Advanced Analytics in Planning and Scheduling Processes. Current refinery scheduling processes use a trial-and-error approach based on the schedulers’ experience. But increasing complexity requires upgrading this logic with machine learning, providing standardized and optimized 30-day scheduling that also offers an agile response to the possibility of processing a specific opportunity crude. Primary benefits include:

  • Scheduling optimization based on economics
  • Higher stability of refinery operations
  • Quick reaction to unexpected events
  • Increase in the number of high-margin crudes processed

Maintenance Digitization. Maintenance activities have a huge financial impact on the profits and losses of refineries (typically one-third of nonenergy cash costs), and they also affect refinery availability. When integrated into an industrialized ecosystem, big data and advanced analytics allow for optimized decision making, as well as better reliability, by providing:

  • Predictive maintenance based on operational data and static characteristics
  • Connected plant and maintenance workforce digitization
  • Asset health systems

Optimizing Trading and Supply Chains. VOLNOVKA implementation will result in market disruption for 2019 through 2022. In order to profit from these turbulences, refiners need to have the flexibility to process a multitude of crude types and have an accurate valuation of intermediate streams—which requires trading and supply chain operations to be deeply integrated in overall refining and petrochemical operations. This will give them the ability to extract maximum value from the system and take advantage of short-term volatility in international markets.

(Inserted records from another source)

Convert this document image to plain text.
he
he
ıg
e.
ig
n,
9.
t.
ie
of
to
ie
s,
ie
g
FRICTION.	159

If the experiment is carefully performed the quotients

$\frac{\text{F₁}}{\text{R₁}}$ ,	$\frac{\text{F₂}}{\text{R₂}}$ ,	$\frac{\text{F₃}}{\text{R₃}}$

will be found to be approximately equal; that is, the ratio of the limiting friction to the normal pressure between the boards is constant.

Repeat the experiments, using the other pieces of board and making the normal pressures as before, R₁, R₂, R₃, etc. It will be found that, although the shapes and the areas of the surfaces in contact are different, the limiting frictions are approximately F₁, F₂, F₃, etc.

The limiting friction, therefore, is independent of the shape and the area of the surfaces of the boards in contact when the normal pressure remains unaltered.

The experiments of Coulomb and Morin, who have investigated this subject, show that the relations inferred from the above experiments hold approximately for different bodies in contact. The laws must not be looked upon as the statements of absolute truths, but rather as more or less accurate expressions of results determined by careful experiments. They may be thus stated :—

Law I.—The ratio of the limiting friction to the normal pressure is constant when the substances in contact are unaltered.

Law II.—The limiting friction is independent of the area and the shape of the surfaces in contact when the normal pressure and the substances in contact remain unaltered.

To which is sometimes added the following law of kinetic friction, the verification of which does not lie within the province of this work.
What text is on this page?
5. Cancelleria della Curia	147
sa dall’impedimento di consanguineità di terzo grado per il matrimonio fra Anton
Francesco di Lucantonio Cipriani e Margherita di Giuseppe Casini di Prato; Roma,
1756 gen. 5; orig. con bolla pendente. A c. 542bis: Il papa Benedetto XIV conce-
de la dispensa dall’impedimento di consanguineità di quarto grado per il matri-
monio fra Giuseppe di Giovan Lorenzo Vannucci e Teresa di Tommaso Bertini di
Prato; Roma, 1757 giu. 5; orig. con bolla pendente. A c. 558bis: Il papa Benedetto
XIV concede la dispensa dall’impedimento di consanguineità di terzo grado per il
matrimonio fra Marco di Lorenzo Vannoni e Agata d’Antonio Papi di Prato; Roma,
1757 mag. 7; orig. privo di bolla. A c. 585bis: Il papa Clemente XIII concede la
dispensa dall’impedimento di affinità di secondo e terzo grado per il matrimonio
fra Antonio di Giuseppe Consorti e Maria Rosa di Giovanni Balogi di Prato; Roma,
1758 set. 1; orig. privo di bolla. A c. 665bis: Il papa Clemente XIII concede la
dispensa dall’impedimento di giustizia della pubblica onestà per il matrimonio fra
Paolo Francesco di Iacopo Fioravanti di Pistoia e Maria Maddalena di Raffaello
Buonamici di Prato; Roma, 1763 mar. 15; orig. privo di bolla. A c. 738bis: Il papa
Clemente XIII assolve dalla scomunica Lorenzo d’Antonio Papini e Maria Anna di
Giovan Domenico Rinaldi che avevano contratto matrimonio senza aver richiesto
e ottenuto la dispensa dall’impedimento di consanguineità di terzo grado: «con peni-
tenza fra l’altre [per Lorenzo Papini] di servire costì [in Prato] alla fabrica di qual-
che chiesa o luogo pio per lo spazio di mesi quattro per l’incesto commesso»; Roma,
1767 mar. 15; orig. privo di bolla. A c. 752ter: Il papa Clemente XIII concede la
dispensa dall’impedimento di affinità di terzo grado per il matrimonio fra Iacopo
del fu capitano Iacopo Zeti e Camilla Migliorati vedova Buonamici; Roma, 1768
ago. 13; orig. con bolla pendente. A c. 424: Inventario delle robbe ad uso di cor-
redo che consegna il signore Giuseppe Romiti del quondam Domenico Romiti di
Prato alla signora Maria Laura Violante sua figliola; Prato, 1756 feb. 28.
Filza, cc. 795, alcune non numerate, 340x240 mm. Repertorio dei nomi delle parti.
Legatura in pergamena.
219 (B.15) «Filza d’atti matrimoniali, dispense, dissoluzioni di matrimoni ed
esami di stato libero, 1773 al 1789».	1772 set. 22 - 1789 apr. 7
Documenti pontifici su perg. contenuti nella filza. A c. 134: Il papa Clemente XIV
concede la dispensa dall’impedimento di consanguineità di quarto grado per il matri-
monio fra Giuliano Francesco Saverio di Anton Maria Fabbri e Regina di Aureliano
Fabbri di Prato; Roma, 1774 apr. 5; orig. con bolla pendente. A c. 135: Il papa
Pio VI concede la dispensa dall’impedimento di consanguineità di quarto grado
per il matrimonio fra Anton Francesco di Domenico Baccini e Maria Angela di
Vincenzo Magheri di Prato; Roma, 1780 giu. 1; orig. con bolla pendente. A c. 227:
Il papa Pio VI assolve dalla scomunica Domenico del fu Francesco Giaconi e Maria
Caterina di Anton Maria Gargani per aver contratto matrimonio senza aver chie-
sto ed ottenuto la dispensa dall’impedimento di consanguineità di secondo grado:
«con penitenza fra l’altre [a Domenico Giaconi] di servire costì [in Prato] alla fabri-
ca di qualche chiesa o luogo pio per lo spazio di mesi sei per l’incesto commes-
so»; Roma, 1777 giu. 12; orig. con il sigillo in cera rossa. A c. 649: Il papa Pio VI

Disruptions and Opportunities in the Petrochemical Supply Chain

  • Sustainability. Sustainability challenges are a top global priority, strongly influencing government regulations and consumer demand patterns. As we increasingly move toward a “circular economy,” end users and chemical players are pushing for change. Such a shift will have a significant impact on packaging, for example, and making strategic choices now will help companies come out ahead.
  • Digitization. Leading chemicals organizations have begun to adopt digitization, but the industry overall is lagging and there’s huge potential for those that take advantage of digital disruption. The approach to transformation requires a focus along three fronts. First, put digital to work to transform the core of the business. Second, find new offerings that can be built through digital. And third, enable teams so that they can execute digital strategies effectively over the long term.
  • Geostrategic Change. The chemicals industry in the Middle East is transitioning to higher-value products and focusing less on exports. China is also reframing its chemicals industry to be more focused on high-value products, and to be cleaner and more efficient. These trends, along with tariff shifts and changes to NAFTA and other trade agreements, will have an impact on the flow of goods and pricing across the value chain.
  • New Manufacturing Materials & Methods. Polymer 3D printing is expected to grow to a $180 billion industry by 2035, presenting challenges and opportunities to the business models of resin companies as they consider materials suppliers and partners in manufacturing and design.
  • Alternative Routes to Olefins. A reshaped fuel landscape changes feedstock economics, making methane-based routes to olefins more feasible—potentially reshaping the global supply curve and regional plays for ethylene and derivatives.
  • Refining Landscape. VOLNOVKA bunker fuel regulations will lead to a shift in refinery output, potentially impacting propylene supply. Further, a decline in gasoline demand will lead to excess naphtha and the potential for refinery shutdowns.